If you let this metaphorical Britney in, she will trash your proverbial house. She'll wield a bar stool she stole from the club like a sledgehammer to your bookcase, your television and your Wii. When she's done, she'll take off all her clothes and show you the naked break-dance moves she learned in the communal showers at rehab. Then she'll throw up and pass out on your floor.
And then a disco ball will appear out of nowhere, hang itself and spin from your
That's what Britney's new album, Blackout, sounds like: moments of shock, beauty and sick fascination surrounded by bass beats, glitter and nausea.
Don't get me wrong; Blackout has strong tracks, even a couple of hits, but as a whole, it's one of her weaker albums and shows a lack of growth as a performer and lack of diversity in sound.
It's like she's funneled all of her energy not into maturing as an artist (yes, at a very basic level I still consider her an artist) but into becoming even crazier.
She's taken her "I ain't never gonna stop" attitude to the deepest pit of her Mouseketeer, Red Bull-driven heart.
I get it: Her demographic is people who want to dance all night.
But these songs flow together in a way that makes them sound too similar, and after awhile, abrasive.
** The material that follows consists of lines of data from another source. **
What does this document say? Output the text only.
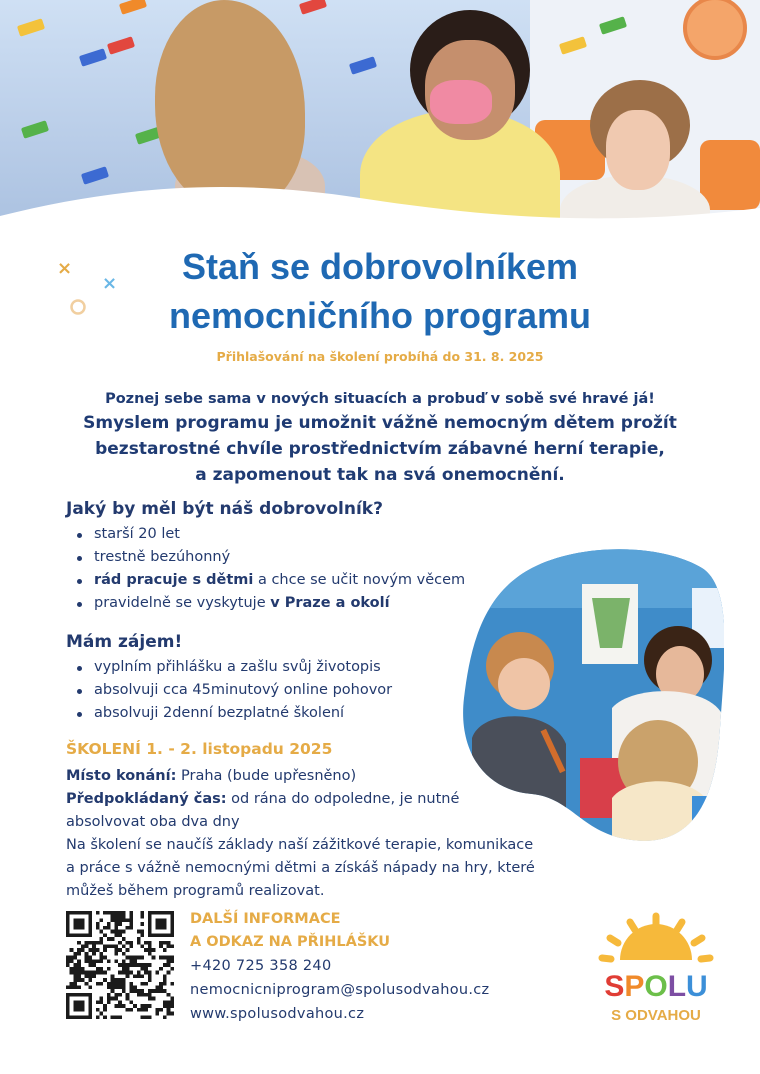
×
×	Staň se dobrovolníkem
nemocničního programu
Přihlašování na školení probíhá do 31. 8. 2025
Poznej sebe sama v nových situacích a probuď v sobě své hravé já!
Smyslem programu je umožnit vážně nemocným dětem prožít
bezstarostné chvíle prostřednictvím zábavné herní terapie,
a zapomenout tak na svá onemocnění.
Jaký by měl být náš dobrovolník?
starší 20 let
trestně bezúhonný
rád pracuje s dětmi a chce se učit novým věcem
pravidelně se vyskytuje v Praze a okolí
Mám zájem!
vyplním přihlášku a zašlu svůj životopis
absolvuji cca 45minutový online pohovor
absolvuji 2denní bezplatné školení
ŠKOLENÍ 1. - 2. listopadu 2025

Místo konání: Praha (bude upřesněno)

Předpokládaný čas: od rána do odpoledne, je nutné

absolvovat oba dva dny

Na školení se naučíš základy naší zážitkové terapie, komunikace

a práce s vážně nemocnými dětmi a získáš nápady na hry, které

můžeš během programů realizovat.

DALŠÍ INFORMACE
A ODKAZ NA PŘIHLÁŠKU
+420 725 358 240
nemocnicniprogram@spolusodvahou.cz
www.spolusodvahou.cz
SPOLU
S ODVAHOU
A couple stand out — "Radar" and "Ooh Ooh Baby," for example — but this train doesn't stop until long after everyone else wanted to get off.
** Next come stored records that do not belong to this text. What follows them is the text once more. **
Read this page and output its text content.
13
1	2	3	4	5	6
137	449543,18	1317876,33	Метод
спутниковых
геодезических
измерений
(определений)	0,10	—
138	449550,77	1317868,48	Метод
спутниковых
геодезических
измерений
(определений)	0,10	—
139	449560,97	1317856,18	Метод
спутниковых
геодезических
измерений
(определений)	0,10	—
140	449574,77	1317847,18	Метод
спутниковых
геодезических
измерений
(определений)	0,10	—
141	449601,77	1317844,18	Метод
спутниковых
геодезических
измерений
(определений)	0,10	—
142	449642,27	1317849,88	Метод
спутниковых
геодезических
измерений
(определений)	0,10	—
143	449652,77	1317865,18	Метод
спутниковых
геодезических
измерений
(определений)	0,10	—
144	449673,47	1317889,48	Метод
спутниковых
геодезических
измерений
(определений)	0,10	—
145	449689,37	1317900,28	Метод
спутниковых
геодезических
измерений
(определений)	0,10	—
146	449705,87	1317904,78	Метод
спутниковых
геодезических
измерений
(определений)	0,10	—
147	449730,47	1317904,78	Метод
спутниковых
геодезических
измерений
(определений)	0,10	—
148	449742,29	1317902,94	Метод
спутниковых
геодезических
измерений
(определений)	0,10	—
Even in the heat of the most sexually charged, crowded dance floor, someone is going to realize this will end badly.
"Wait, did Britney Spears just sexually assault a robot?"
I guess the problem is that it's impossible to objectively look at Spears. Her first album in years comes after being married, divorced, spawning two kids, being chewed up by the media and letting her vagina fall out the bottom of skirt more times than she commands you to "get naked" on her new album. But none of that is in this album.
Sure, she takes a couple of swings at the media in "Piece of Me" and a couple of regretful knocks at K-Fed in "Why Should I Be Sad," but if anyone was expecting a grand "fuck you" to her critics, he or she will be underwhelmed.
Blackout lacks any ounce of self awareness, which will come as no surprise to many, but at least a few fans expected her to emerge from the other side of this media hurricane with a couple of scrapes and bruises, but as a generally wiser, stronger person willing to take a few jabs at herself.
Instead, all you see is crazy Britney trying to get you to peel off your skinny jeans and hop in the hot tub.
I should have known, though; subtlety has never been Spears' strong point.
I'm not going to lie: I'm going to keep a couple of tracks on my playlists for power hours and parties, because Spears' does a good job of entertaining in three-minute increments. But if I play this album all the way through, partygoers will either pass out or catch STRIPES back to The Reserve.
To put it optimistically, Blackout is not Britney Spears' redemption, nor is it her obituary. Instead, it's her screen saver, bouncing intermission-ready show tunes for us hopefuls before a resounding second act, but it's exit music for the rest.